Il a un gros nez, mais pas les jambes en cerceau. Il demande une guinée, pour un chien qu’il a trouvé. Il refuse de s’expliquer plus clairement. D. lui donne la guinée ; il emmène la cuisinière dans une petite maison, où elle trouva J. attaché au pied de la table. – Joie de D. qui danse tout autour de J. pendant qu’il mange son souper. – Enhardie par cet heureux changement, je parle de D. C. quand nous sommes au premier étage. D. se remet à sangloter. « Oh, non, non. C’est si mal de penser à autre chose qu’à mon papa ! » Elle embrasse J. et s’endort en pleurant. (D. C. ne doit-il pas se confier aux vastes ailes du temps ? J. M.) »



Miss Mills et son journal étaient alors ma seule consolation. Je n’avais d’autre ressource dans mon chagrin, que de la voir, elle qui venait de quitter Dora, de retrouver la lettre initiale du nom de Dora, à chaque ligne de ces pages pleines de sympathies, et d’augmenter encore par là ma douleur. Il me semblait que jusqu’alors j’avais vécu dans un château de cartes qui venait de s’écrouler, nous laissant miss Mills et moi au milieu des ruines ! Il me semblait qu’un affreux magicien avait entouré la divinité de mon cœur d’un cercle magique, que les ailes du temps, ces ailes qui transportent si loin tant de créatures humaines, pourraient seules m’aider à franchir.





IX



Wickfield-et-Heep



Ma tante commençant, je suppose, à s’inquiéter sérieusement de mon abattement prolongé, imagina de m’envoyer à Douvres, sous prétexte de voir si tout se passait bien dans son cottage qu’elle avait loué, et dans le but de renouveler le bail avec le locataire actuel. Jeannette était entrée au service de mistress Strong, où je la voyais tous les jours. Elle avait été indécise en quittant Douvres, si elle confirmerait ou renierait une bonne fois ce renoncement dédaigneux au sexe masculin, qui faisait le fond de son éducation. Il s’agissait pour elle d’épouser un pilote. Mais, ma foi ! elle ne voulut pas s’y risquer, moins, pour l’honneur du principe en lui-même, je suppose, que parce que le pilote n’était pas de son goût.
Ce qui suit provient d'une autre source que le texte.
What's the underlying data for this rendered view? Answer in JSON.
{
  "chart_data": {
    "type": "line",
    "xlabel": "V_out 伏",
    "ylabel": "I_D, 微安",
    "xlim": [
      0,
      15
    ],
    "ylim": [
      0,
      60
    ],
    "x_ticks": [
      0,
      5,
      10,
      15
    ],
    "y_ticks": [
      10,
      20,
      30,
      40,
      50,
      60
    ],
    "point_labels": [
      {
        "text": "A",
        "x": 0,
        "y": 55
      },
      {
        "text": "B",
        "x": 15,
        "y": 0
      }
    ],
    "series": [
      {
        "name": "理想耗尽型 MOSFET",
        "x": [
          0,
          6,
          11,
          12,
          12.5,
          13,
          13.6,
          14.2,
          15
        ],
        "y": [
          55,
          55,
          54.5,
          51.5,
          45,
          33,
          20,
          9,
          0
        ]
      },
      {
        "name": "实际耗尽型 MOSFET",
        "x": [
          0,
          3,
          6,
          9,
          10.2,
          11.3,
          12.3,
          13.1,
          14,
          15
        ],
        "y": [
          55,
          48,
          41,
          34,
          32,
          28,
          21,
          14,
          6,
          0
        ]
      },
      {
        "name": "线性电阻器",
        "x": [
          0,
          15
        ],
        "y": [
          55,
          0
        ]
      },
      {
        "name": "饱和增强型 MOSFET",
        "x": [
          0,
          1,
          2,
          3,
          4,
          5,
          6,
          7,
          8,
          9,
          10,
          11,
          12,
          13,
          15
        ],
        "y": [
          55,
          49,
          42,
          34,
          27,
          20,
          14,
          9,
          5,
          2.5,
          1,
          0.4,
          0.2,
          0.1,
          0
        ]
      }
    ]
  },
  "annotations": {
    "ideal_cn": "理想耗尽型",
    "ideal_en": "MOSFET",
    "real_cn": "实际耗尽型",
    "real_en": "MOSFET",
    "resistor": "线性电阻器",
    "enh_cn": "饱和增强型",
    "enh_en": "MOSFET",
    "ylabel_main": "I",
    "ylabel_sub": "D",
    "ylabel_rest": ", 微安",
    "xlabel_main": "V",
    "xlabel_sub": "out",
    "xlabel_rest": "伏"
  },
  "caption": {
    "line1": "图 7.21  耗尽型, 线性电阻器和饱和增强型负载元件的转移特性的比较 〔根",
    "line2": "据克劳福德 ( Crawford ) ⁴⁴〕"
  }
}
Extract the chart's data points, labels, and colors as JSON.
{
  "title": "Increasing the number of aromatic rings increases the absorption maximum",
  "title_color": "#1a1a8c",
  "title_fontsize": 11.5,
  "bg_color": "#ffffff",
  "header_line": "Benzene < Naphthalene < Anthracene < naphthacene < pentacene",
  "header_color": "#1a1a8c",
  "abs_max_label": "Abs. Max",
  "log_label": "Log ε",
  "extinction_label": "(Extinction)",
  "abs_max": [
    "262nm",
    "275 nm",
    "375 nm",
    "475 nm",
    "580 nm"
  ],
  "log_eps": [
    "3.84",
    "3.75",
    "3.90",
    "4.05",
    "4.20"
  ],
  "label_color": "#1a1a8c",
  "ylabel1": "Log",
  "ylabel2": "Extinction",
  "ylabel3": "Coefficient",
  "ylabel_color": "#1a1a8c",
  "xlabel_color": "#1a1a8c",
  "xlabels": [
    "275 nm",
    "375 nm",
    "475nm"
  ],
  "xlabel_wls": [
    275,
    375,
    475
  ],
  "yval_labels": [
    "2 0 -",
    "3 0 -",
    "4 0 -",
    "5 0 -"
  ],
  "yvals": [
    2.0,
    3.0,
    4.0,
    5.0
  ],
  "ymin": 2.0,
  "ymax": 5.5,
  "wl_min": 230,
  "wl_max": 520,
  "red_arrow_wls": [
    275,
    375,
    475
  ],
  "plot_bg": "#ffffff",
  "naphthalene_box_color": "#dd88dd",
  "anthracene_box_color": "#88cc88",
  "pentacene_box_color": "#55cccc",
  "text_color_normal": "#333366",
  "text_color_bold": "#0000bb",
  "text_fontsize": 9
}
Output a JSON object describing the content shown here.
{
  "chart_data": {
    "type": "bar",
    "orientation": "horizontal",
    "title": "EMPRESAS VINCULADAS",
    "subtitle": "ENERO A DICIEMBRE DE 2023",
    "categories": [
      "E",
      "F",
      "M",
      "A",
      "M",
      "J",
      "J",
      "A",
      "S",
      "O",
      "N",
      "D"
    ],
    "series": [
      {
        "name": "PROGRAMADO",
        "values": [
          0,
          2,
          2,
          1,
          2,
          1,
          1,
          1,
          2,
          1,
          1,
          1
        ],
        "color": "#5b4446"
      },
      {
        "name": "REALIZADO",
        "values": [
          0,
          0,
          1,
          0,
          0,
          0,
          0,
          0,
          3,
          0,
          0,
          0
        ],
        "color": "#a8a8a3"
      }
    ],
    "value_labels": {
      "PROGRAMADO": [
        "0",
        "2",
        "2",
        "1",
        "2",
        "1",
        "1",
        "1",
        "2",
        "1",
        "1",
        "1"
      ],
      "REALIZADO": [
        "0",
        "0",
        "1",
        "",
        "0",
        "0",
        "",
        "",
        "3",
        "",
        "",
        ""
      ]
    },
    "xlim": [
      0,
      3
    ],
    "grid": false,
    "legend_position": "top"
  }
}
Bien qu’il m’en coûtât de quitter miss Mills, j’entrai assez volontiers dans les intentions de ma tante ; cela me permettait de passer quelques heures paisibles auprès d’Agnès. Je consultai le bon docteur pour savoir si je pouvais faire une absence de trois jours ; il me conseilla de la prolonger un peu, mais j’avais le cœur trop à l’ouvrage pour prendre un si long congé. Enfin je me décidai à partir.

Quant à mon bureau des Doctors’-Commons, je n’avais pas grande raison de m’inquiéter de ce que je pouvais y avoir à faire. À vrai dire, nous n’étions pas en odeur de sainteté parmi les procureurs de première volée, et nous étions même tombés dans une position équivoque. Les affaires n’avaient pas été brillantes du temps de M. Jorkins, avant M. Spenlow, et bien qu’elles eussent été plus animées depuis que cet associé avait renouvelé, par une infusion de jeune sang, la vieille routine de l’étude, et qu’il lui eût donné quelque éclat par le train qu’il menait, cependant elle ne reposait pas sur des bases assez solides, pour que la mort soudaine de son principal directeur ne vint pas l’ébranler. Les affaires diminuèrent sensiblement.